Superior Tribunal de Justia – O Tribunal da Cidadania

Cinge-se a controvérsia a definir a obrigação de o ex-empregador em manter, com base na proteção da confiança (supressio), o plano de saúde
oferecido ao ex-empregado, transcorridos mais de 10 anos do rompimento do vínculo empregatício.

Com efeito, não se nega que o art. 30, § 1º, da Lei n. 9.656/1998 permite
que o ex-empregado demitido e seu grupo familiar se mantenham no plano de saúde coletivo empresarial, após o rompimento do vínculo empregatício, pelo período de um terço do tempo de permanência como
beneficiários, com um mínimo assegurado de seis meses e um máximo de vinte e quatro meses.

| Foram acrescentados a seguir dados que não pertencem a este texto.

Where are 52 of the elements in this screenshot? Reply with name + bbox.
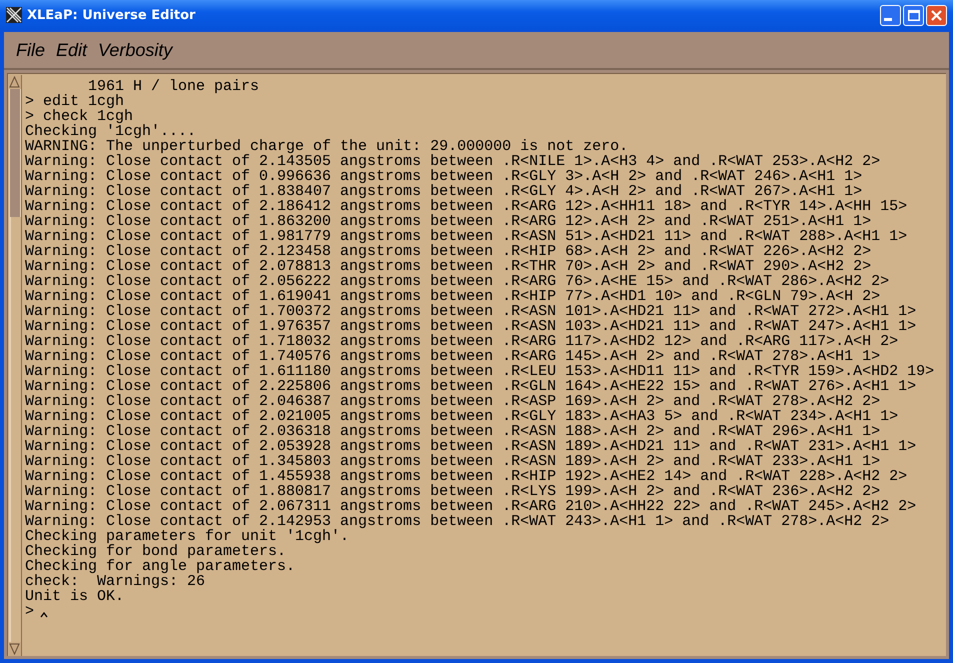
console-line: Warning: Close contact of 1.345803 angstroms between .R<ASN 189>.A<H 2> and .R<WAT 233>.A<H1 1> (25, 454, 882, 469)
console-line: Warning: Close contact of 2.036318 angstroms between .R<ASN 188>.A<H 2> and .R<WAT 296>.A<H1 1> (25, 424, 882, 439)
app-icon (6, 7, 22, 23)
console-line: Warning: Close contact of 2.225806 angstroms between .R<GLN 164>.A<HE22 15> and .R<WAT 276>.A<H1 1> (25, 379, 918, 394)
console-line: Warning: Close contact of 1.455938 angstroms between .R<HIP 192>.A<HE2 14> and .R<WAT 228>.A<H2 2> (25, 469, 908, 484)
prompt: > (25, 604, 34, 619)
console-line: check: Warnings: 26 (25, 574, 206, 589)
minimize-icon (884, 18, 892, 20)
console-line: Warning: Close contact of 2.056222 angstroms between .R<ARG 76>.A<HE 15> and .R<WAT 286>.A<H2 2> (25, 274, 890, 289)
minimize-button[interactable] (880, 4, 901, 26)
console-line: Checking for bond parameters. (25, 544, 288, 559)
console-line: Unit is OK. (25, 589, 124, 604)
console-line: Warning: Close contact of 1.740576 angstroms between .R<ARG 145>.A<H 2> and .R<WAT 278>.A<H1 1> (25, 349, 882, 364)
text-cursor-icon (40, 612, 48, 618)
console-line: Warning: Close contact of 1.880817 angstroms between .R<LYS 199>.A<H 2> and .R<WAT 236>.A<H2 2> (25, 484, 882, 499)
console-line: > check 1cgh (25, 109, 134, 124)
console-line: Warning: Close contact of 1.976357 angstroms between .R<ASN 103>.A<HD21 11> and .R<WAT 247>.A<H1 1> (25, 319, 918, 334)
console-line: 1961 H / lone pairs (87, 79, 260, 94)
console-line: Warning: Close contact of 2.053928 angstroms between .R<ASN 189>.A<HD21 11> and .R<WAT 231>.A<H1 1> (25, 439, 918, 454)
console-line: Warning: Close contact of 1.700372 angstroms between .R<ASN 101>.A<HD21 11> and .R<WAT 272>.A<H1 1> (25, 304, 918, 319)
maximize-icon (908, 10, 920, 20)
console-line: Warning: Close contact of 2.143505 angstroms between .R<NILE 1>.A<H3 4> and .R<WAT 253>.A<H2 2> (25, 154, 882, 169)
console-line: Warning: Close contact of 1.619041 angstroms between .R<HIP 77>.A<HD1 10> and .R<GLN 79>.A<H 2> (25, 289, 882, 304)
scroll-down-icon[interactable] (9, 643, 20, 655)
console-line: Warning: Close contact of 2.021005 angstroms between .R<GLY 183>.A<HA3 5> and .R<WAT 234>.A<H1 1> (25, 409, 900, 424)
console-line: Warning: Close contact of 2.123458 angstroms between .R<HIP 68>.A<H 2> and .R<WAT 226>.A<H2 2> (25, 244, 872, 259)
close-icon (931, 10, 942, 20)
console-line: Warning: Close contact of 1.838407 angstroms between .R<GLY 4>.A<H 2> and .R<WAT 267>.A<H1 1> (25, 184, 864, 199)
window-title: XLEaP: Universe Editor (27, 8, 196, 22)
console-line: Checking '1cgh'.... (25, 124, 196, 139)
menu-item[interactable]: Edit (52, 40, 94, 60)
close-button[interactable] (926, 4, 947, 26)
console-line: Warning: Close contact of 2.067311 angstroms between .R<ARG 210>.A<HH22 22> and .R<WAT 245>.A<H2 2> (25, 499, 918, 514)
console-line: Warning: Close contact of 2.142953 angstroms between .R<WAT 243>.A<H1 1> and .R<WAT 278>.A<H2 2> (25, 514, 890, 529)
console-line: Warning: Close contact of 1.863200 angstroms between .R<ARG 12>.A<H 2> and .R<WAT 251>.A<H1 1> (25, 214, 872, 229)
scroll-thumb[interactable] (9, 89, 21, 217)
console-line: Warning: Close contact of 2.078813 angstroms between .R<THR 70>.A<H 2> and .R<WAT 290>.A<H2 2> (25, 259, 872, 274)
console-line: Warning: Close contact of 2.046387 angstroms between .R<ASP 169>.A<H 2> and .R<WAT 278>.A<H2 2> (25, 394, 882, 409)
console-line: Warning: Close contact of 2.186412 angstroms between .R<ARG 12>.A<HH11 18> and .R<TYR 14>.A<HH 15> (25, 199, 908, 214)
console-line: > edit 1cgh (25, 94, 124, 109)
console-line: Warning: Close contact of 1.611180 angstroms between .R<LEU 153>.A<HD11 11> and .R<TYR 159>.A<HD2 19> (25, 364, 934, 379)
menu-item[interactable]: File (12, 40, 52, 60)
console-line: Checking parameters for unit '1cgh'. (25, 529, 350, 544)
scroll-bar[interactable] (9, 75, 22, 656)
console-line: WARNING: The unperturbed charge of the unit: 29.000000 is not zero. (25, 139, 630, 154)
console-line: Warning: Close contact of 1.718032 angstroms between .R<ARG 117>.A<HD2 12> and .R<ARG 117>.A<H 2> (25, 334, 900, 349)
console-line: Checking for angle parameters. (25, 559, 296, 574)
menu-item[interactable]: Verbosity (94, 40, 180, 60)
maximize-button[interactable] (903, 4, 924, 26)
console-line: Warning: Close contact of 1.981779 angstroms between .R<ASN 51>.A<HD21 11> and .R<WAT 288>.A<H1 1> (25, 229, 908, 244)
scroll-up-icon[interactable] (9, 76, 20, 88)
console-line: Warning: Close contact of 0.996636 angstroms between .R<GLY 3>.A<H 2> and .R<WAT 246>.A<H1 1> (25, 169, 864, 184)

Há, no entanto, uma circunstância relevante na hipótese, o empregado
e sua esposa permaneceram, depois da demissão do primeiro, vinculados ao mesmo plano, nas mesmas condições, por mais dez anos, tendo, apenas, assumido o custeio integral do serviço, circunstância que, segundo o Tribunal
de origem, é apta “a despertar no autor a confiança legítima na manutenção vitalícia do benefício”. O desate da controvérsia exige, portanto, a análise desse cenário à luz da
chamada responsabilidade pela confiança.

Confiança, a propósito, é, na lição doutrinária, “a face subjetiva do princípio da boa-fé”;
“é a legítima expectativa que resulta de uma relação jurídica fundada na boa-fé”; e, por isso, segundo a doutrina, “frustração é o sentimento que ocupa o lugar de uma expectativa não
satisfeita”.

A responsabilidade pela confiança constitui, portanto, uma das vertentes da boa-fé objetiva, enquanto princípio limitador do exercício dos direitos subjetivos,
e coíbe o exercício abusivo do direito, o qual, no particular, se revela como uma espécie de não-exercício abusivo do direito, de que é exemplo a supressio. A supressio, por usa vez, indica a
possibilidade de se considerar suprimida determinada obrigação contratual na hipótese em que o não exercício do direito correspondente, pelo credor, gerar no devedor a legítima expectativa de que esse não
exercício se prorrogará no tempo.

Implica, assim, a redução do conteúdo obrigacional pela inércia qualificada de uma das partes, ao longo da
execução do contrato, em exercer determinado direito ou faculdade, criando para a outra a percepção válida e plausível – a ser apurada casuisticamente – de ter havido a renúncia àquela
prerrogativa.

Convém ressaltar, nessa toada, que o abuso do direito – aqui caracterizado pela supressio – é qualificado pelo legislador como espécie de ato
ilícito (art. 187 do CC/2002), no qual, em verdade, não há desrespeito à regra de comportamento extraída da lei, mas à sua valoração; o agente atua conforme a legalidade estrita, mas ofende o
elemento teleológico que a sustenta, descurando do dever ético que confere a adequação de sua conduta ao ordenamento jurídico.

Sob essa ótica, verifica-se que
o ex-empregado e sua esposa se mantiveram vinculados ao contrato de plano de saúde por 10 anos, superando – e muito – o prazo legal que autorizava a sua exclusão, o que, evidentemente, despertou naqueles a justa expectativa de
que não perderiam o benefício oferecido pelo ex-empregador.

E, de fato, o exercício reiterado dessa liberalidade, consolidado pelo decurso prolongado do tempo, é
circunstância apta a criar a confiança na renúncia do direito de excluir o ex-empregado e seu grupo familiar do contrato de plano de saúde, de tal modo que, esse exercício agora, quando já passados 10 anos, e
quando os beneficiários já contavam com idade avançada, gera uma situação de desequilíbrio inadmissível entre as partes, que se traduz no indesejado sentimento de frustação. Diante desse
panorama, o princípio da boa-fé objetiva torna inviável a exclusão do ex-empregado e sua esposa do plano de saúde coletivo empresarial.